Avis sur le SCOT

Conseil Municipal 26 mars 2009

Jeudi 2 avril 2009, par Catherine Candelier // Urbanisme

Texte de l’intervention :

"Le rapport de présentation qui nous est proposé ce soir mérite quelques observations. Les trois quarts du texte consistent à nous rappeler de façon presque poétique les atouts de notre bonne ville de Sèvres, comme si nous étions des touristes la découvrant.

Ce rapport de présentation aurait pu nous faire un résumé un peu plus exhaustif des intentions du Schéma de Cohérence Territoriale et être un peu moins auto centré sur la ville de Sèvres.

Le SCOT couvre un territoire d’environ 350.000 habitants.

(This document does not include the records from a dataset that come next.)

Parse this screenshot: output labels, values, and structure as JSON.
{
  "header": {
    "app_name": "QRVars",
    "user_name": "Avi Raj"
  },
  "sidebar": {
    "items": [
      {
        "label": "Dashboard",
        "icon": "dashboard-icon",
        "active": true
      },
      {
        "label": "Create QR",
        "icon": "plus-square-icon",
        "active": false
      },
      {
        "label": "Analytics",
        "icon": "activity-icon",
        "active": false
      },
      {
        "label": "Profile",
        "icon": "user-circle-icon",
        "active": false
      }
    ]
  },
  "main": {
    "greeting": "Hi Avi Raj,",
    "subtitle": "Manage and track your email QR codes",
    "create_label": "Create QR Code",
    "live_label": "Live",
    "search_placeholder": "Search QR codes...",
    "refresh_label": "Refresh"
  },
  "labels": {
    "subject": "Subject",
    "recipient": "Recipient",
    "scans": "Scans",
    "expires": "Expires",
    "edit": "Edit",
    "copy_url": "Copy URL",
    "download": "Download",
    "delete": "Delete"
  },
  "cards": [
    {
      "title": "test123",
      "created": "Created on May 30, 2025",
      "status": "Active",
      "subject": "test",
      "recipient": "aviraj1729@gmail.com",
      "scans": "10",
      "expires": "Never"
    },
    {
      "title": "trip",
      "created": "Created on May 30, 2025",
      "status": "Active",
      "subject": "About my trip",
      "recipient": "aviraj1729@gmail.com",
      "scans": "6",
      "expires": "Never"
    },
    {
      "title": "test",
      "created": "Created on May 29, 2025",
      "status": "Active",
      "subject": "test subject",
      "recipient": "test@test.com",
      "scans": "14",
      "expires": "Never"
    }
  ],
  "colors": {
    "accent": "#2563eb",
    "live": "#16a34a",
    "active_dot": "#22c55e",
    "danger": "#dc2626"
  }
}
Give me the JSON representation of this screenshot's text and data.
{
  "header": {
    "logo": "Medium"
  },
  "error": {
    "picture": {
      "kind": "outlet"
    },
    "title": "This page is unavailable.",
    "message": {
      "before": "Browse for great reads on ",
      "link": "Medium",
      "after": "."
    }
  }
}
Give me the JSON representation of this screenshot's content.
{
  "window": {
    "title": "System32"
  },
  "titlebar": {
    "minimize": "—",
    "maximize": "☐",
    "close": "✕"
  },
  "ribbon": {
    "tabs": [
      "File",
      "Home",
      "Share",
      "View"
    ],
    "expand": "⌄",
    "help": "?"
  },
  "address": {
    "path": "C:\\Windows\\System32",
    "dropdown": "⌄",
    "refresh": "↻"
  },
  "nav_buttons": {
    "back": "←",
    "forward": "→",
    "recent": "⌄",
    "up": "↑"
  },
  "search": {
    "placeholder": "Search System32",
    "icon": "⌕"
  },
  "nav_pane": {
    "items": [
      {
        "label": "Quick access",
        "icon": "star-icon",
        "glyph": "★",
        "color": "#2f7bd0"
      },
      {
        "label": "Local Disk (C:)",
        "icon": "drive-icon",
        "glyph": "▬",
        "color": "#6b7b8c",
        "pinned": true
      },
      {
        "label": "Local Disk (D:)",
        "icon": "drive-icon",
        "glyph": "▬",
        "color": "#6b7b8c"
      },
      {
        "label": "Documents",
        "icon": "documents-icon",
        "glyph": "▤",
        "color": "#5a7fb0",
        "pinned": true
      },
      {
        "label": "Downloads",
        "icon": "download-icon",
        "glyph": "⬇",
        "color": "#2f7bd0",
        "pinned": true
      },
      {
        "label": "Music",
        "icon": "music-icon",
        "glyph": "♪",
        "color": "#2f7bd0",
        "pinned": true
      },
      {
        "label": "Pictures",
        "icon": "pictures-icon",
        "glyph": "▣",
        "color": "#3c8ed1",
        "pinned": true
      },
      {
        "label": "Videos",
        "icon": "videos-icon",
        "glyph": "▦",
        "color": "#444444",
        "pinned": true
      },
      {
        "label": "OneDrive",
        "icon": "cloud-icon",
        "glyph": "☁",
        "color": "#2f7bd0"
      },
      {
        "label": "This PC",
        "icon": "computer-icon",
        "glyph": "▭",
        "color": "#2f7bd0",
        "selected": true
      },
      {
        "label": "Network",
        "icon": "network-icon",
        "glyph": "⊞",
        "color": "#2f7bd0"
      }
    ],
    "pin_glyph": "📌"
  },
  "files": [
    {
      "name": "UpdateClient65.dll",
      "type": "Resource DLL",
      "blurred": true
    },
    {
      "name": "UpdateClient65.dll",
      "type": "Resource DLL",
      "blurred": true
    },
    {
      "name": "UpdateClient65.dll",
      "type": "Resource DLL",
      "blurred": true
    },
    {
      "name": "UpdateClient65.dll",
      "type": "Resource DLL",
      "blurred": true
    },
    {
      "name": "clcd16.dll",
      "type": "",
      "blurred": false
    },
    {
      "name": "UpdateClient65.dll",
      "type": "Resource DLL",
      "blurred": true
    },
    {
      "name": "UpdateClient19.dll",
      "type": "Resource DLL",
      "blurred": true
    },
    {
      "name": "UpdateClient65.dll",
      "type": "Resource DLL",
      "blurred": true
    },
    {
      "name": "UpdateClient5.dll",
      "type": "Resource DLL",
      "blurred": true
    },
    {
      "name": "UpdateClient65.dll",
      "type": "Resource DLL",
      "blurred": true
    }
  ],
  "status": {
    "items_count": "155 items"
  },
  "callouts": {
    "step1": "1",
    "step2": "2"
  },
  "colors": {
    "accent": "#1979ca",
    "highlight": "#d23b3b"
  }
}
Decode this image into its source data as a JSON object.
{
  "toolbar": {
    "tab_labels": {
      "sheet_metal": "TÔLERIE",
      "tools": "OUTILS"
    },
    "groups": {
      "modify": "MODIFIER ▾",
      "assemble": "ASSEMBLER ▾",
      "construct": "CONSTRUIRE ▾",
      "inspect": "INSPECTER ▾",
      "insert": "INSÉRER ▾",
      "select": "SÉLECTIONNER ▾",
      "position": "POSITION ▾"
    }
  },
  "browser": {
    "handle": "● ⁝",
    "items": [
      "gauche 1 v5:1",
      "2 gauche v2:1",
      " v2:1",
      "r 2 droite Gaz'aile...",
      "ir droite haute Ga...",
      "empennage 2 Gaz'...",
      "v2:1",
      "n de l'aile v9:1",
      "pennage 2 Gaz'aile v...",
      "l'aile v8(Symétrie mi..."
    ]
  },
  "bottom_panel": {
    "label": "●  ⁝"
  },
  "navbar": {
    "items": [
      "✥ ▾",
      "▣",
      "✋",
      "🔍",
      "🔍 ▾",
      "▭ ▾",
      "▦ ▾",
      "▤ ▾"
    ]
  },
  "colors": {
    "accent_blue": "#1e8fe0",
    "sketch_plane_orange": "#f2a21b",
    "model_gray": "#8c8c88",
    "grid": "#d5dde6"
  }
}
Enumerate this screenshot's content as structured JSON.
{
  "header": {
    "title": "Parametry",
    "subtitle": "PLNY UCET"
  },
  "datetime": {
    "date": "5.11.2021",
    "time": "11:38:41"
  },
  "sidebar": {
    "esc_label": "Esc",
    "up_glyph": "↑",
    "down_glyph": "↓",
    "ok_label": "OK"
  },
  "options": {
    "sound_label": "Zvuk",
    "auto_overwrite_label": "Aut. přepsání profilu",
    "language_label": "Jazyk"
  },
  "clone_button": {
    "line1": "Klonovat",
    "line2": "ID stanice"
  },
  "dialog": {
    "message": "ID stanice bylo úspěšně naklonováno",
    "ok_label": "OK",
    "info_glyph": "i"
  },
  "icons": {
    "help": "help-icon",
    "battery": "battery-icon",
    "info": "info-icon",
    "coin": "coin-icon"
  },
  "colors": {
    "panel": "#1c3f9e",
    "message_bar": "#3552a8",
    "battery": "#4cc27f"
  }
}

Il s’agit d’un document d’urbanisme, de planification urbaine à l’horizon 2020. Malheureusement, au lieu d’être le cadre général qu’il devrait constituer, avec une vision globale du territoire, il se réduit bien souvent à l’addition pure et simple des intérêts des communes qui composent le syndicat mixte. L’addition des PLU et des PLH aboutit par exemple à une volonté de production de logements bien inférieure aux besoins de nos concitoyens. 1.500 par an d’ici 2013 puis 1.300 jusqu’en 2020. A l’inverse, on va construire des milliers et des milliers de m2 de bureaux supplémentaires, pour ressembler le plus possible au quartier d’affaires de la Défense, modèle de réussite au niveau urbain, social, économique et environnemental. Le Préfet de Région, la DDE et la Région ont critiqué cette stratégie qui va aggraver le déséquilibre habitat-emploi existant. Et amener bon nombre de salariés à devoir habiter en dehors du périmètre, accroissant ainsi les déplacements contraints. Concernant les logements sociaux, ils représentent aujourd’hui en moyenne 16 % du parc existant. Le projet de SCOT a pour objectif d’atteindre le seuil légal des 20% uniquement en 2020. Et cet objectif est tellement secondaire que la construction de logements sociaux n’est même pas répartie par commune. Pour limiter les nuisances du trafic automobile, les seules recommandations du SCOT sont de limiter la vitesse des véhicules et d’espérer un chimérique report de la circulation grâce au bouclage de l’A 86. Je note d’ailleurs que cette hypothèse est remise en cause également par le Conseil Général qui rendait son avis aujourd’hui sur le document. Le SCOT ne contient même pas une carte des pistes ou réseaux cyclables existants ou projetés. En prenant le parti de vouloir loger plus d’emplois que d’habitants, en persévérant sur une politique des déplacements qui fait la part belle à l’automobile, le projet de Scot n’est en rien un projet de développement durable

Les Verts regrettent qu’à nouveau rien ne soit proposé pour l’accueil des gens du voyage. La seule proposition du syndicat mixte est de créer une aire dans le bas du Parc de St Cloud. Cette proposition a été même été rejetée par le Conseil Général. Une fois de plus, hélas, les communes, les agglomérations membres du syndicat mixte se dérobent à leurs obligations légales.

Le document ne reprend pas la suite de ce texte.